CAPLAN: If it's privately done in the United States, nothing. We have no law. We have no regulation that would prohibit that. I think we're probably overdue for a law that says at present we should not have anyone intend to create a human being by cloning. That would definitely be unsafe. There isn't enough animal work to justify doing that at this time.
Whether we want to extend that out and include the kind of basic research that was announced today, just trying to create embryos in the first place in order to see whether you can mine them for different cells and then try to grow them into things that would be useful for diabetes or Parkinsonism or other diseases, that's where the rubber's going to hit the road in the political debate.
WOODRUFF: Well, from your reading of what's going on, and clearly Congress has no, at least as far as I know, has not been focused on this recently, would there be the kind of support out there to ban even the research piece of this? In other words, for therapeutic cloning rather than cloning a human being for reproductive purposes?
CAPLAN: I think so far. When Congress hears cloning, all hands go up in the air and people start running around not quite headless, but pretty close. They haven't been very precise. So, the bill that passed the house says no cloning, none at all. Nothing for research. No baby-making, nothing. Just end it.
I think it's possible to craft a law that says we don't want to see anyone making people, we're OK if they're trying to make certain things in dishes that they might use for medical research. My hunch is we're not going to get that. I think they're going to pain with a broad brush and probably just try to push forward a ban on all forms of human cloning.
WOODRUFF: Can you make an argument for the therapeutic form of cloning, period?
CAPLAN: I can -- I -- try it this way: I think we don't know yet what we've got when we take an egg and get it to divide on its own. When we take some DNA from our own body cells and create some kind of embryo-like thing, we may not have the ability to turn those into people. And if we can't make them into people, if human cloning really isn't possible, then it may be acceptable to create those things and use them to create diseases.
The other option, the one that President Bush was so turned off by, is to use human embryos made the old fashioned way, sperm and egg, and destroy them. If these constructs are not going to become people, then maybe they're a better choice. We just don't know yet what they can become. We haven't studied them enough to know. So, that's how you try to make a difference, and say these aren't really potential people.
WOODRUFF: And the other side of that argument is, if there's anything out there that would help people suffering, who need an organ, need a transplant, need spinal cord regeneration, if there is anything that would help them, why not try it?

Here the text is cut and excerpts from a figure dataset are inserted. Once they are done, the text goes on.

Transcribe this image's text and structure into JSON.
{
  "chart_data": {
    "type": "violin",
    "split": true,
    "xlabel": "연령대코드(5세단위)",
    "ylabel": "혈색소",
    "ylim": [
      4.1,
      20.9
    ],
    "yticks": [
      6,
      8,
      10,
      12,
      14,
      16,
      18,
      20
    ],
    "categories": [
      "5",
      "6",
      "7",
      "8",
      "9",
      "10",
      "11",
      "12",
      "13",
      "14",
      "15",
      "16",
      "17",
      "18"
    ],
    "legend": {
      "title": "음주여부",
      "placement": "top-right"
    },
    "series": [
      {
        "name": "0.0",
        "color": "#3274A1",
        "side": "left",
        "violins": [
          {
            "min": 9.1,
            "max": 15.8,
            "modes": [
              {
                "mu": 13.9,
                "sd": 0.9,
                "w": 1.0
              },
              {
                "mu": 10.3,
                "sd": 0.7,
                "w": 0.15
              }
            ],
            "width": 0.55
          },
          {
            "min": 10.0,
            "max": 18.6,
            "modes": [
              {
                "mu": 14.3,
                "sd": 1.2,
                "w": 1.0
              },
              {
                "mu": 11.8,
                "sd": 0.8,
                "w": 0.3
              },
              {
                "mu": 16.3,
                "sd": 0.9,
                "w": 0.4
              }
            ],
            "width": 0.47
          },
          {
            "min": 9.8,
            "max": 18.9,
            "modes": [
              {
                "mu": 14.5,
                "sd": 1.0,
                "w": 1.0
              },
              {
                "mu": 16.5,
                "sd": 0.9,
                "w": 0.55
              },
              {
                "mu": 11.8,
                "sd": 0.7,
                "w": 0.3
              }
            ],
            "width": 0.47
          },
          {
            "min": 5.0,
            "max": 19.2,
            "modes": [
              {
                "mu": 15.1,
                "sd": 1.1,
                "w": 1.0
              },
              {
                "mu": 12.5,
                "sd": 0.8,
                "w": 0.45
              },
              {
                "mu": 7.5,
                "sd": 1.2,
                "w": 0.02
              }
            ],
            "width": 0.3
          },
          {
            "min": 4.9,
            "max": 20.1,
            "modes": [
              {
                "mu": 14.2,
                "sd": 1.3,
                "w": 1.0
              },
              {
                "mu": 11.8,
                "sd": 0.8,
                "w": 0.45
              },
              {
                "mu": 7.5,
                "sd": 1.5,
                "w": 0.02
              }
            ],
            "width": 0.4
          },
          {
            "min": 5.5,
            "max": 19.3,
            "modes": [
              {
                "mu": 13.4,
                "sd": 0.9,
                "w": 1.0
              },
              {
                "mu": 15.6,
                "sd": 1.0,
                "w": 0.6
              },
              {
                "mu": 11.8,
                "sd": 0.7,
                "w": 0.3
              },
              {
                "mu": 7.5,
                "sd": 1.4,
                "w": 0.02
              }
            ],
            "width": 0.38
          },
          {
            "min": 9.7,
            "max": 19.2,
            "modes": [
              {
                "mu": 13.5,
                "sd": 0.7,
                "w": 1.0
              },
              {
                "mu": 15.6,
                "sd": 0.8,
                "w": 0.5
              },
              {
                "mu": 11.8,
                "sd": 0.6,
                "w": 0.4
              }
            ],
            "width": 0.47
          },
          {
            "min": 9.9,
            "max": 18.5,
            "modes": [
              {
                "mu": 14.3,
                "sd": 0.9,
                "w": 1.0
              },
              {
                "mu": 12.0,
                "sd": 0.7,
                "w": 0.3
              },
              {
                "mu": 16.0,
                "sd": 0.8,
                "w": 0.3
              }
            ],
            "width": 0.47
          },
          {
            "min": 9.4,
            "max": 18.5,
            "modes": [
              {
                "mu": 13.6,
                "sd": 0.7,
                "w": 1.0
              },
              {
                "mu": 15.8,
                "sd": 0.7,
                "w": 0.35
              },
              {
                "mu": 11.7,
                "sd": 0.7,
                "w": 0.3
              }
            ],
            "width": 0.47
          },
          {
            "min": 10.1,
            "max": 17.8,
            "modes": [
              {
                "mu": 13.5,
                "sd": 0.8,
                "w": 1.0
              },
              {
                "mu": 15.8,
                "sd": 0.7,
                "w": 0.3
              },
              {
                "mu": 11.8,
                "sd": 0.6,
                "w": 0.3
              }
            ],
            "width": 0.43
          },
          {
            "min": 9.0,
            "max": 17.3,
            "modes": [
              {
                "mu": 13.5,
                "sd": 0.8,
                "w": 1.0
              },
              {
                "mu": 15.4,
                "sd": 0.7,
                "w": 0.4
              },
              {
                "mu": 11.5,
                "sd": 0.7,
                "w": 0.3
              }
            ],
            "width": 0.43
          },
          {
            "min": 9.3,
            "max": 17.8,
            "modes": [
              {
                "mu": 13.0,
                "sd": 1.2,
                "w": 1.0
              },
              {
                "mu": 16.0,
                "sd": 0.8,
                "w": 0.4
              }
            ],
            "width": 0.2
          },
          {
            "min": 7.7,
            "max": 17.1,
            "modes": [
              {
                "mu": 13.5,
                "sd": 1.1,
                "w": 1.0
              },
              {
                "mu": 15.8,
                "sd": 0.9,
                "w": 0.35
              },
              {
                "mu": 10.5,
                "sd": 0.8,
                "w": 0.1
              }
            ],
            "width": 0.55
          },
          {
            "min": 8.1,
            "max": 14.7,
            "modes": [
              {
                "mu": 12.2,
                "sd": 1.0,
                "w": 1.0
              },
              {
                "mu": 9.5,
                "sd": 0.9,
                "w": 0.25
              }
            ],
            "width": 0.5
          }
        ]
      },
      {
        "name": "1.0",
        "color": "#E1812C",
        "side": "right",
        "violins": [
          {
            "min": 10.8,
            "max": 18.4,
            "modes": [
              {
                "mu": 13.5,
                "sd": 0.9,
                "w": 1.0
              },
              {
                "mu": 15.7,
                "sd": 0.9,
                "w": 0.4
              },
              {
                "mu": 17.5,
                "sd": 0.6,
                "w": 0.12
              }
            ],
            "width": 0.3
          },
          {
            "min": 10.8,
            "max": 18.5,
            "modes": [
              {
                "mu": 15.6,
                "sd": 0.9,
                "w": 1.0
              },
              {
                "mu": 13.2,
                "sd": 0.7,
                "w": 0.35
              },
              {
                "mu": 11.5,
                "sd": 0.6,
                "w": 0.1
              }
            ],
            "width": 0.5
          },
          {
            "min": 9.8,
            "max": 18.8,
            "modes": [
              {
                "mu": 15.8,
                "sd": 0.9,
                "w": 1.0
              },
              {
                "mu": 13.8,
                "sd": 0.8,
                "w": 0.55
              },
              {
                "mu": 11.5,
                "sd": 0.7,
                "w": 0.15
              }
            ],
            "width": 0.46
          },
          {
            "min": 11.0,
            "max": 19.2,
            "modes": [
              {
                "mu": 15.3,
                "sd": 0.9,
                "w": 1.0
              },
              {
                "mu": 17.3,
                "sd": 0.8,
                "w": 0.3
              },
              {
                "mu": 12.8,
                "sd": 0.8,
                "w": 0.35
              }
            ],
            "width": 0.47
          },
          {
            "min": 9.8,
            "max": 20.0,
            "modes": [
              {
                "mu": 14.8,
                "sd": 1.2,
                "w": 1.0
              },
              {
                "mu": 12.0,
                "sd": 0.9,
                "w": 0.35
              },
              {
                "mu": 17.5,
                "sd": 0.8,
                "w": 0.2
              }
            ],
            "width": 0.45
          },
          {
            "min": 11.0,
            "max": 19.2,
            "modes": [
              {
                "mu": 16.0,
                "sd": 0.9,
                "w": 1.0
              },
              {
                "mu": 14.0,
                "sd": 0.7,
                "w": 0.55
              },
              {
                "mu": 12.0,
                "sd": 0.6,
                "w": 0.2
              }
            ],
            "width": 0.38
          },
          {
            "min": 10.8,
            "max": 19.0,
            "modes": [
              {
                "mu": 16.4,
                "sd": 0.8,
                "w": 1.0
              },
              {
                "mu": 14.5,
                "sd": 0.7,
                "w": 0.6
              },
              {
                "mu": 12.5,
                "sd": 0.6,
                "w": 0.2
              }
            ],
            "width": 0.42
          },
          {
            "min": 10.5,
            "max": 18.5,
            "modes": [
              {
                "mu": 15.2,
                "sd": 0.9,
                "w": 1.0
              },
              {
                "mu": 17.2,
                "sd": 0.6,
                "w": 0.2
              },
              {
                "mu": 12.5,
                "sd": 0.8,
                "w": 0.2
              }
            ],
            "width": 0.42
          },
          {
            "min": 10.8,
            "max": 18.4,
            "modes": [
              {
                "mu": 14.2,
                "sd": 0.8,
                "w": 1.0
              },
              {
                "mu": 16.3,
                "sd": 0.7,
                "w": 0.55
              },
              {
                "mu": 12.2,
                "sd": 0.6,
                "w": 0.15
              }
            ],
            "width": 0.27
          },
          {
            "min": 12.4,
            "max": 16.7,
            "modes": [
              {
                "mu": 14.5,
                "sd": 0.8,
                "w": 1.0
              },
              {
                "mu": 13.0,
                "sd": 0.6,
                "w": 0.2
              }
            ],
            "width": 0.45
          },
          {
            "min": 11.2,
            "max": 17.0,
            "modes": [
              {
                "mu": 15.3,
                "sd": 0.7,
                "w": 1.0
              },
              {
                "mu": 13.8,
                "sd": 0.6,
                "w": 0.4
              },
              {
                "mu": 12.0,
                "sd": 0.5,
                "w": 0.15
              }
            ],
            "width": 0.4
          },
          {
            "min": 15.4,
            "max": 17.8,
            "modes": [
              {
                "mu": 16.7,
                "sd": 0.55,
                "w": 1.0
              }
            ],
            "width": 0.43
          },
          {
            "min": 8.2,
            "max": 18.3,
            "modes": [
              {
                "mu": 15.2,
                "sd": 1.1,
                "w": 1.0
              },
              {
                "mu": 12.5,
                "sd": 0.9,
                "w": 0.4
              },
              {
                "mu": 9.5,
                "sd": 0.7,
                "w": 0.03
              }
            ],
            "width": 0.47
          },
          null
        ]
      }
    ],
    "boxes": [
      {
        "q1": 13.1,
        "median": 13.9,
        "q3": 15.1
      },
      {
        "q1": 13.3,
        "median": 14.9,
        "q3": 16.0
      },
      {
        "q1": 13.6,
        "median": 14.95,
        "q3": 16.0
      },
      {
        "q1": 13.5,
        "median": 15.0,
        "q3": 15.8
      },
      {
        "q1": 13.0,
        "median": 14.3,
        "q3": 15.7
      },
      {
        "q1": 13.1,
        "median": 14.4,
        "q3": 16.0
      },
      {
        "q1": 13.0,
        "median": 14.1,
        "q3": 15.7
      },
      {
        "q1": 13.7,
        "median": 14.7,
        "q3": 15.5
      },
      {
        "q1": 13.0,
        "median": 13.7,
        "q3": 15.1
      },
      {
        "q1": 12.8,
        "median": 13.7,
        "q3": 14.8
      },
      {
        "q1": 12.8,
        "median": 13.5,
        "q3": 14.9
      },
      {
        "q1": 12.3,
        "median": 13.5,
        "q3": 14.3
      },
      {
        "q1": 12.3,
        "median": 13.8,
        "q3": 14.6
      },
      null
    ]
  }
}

CAPLAN: We have nothing to give to the person with spinal cord injury, with traumatic brain injury. Not much for Parkinsonism once it gets advanced, and there are a host of other diseases where we don't have enough livers to give to people who need them. We have diabetes dying all the time.
If you could make cell lines from these creations and turn them into something that the body wouldn't reject, because they come from your own DNA, you're making these clones from your own body cells, or in the case of a woman, from her own eggs, that would be a wonderful breakthrough in terms of being able to offer cures to people.
So, I think that side of the argument will be heard, because those people who are in those groups, those advocates for those diseases, the families, they're going to be getting to Congress too and saying wait a minute, maybe you don't want to make people, but don't, don't put a blockade between us and those cures. That's the best shot we have.
WOODRUFF: And in fact we heard from many of those people on the whole stem cell debate.
CAPLAN: Yes, and they'll be back again. Absolutely.
WOODRUFF: For sure. All right. Dr. Arthur Caplan, who is director of the Center of Bioethics at the University of Pennsylvania. Thanks again.
CAPLAN: My pleasure.
WOODRUFF: Good to see you. And we appreciate your being with us tonight.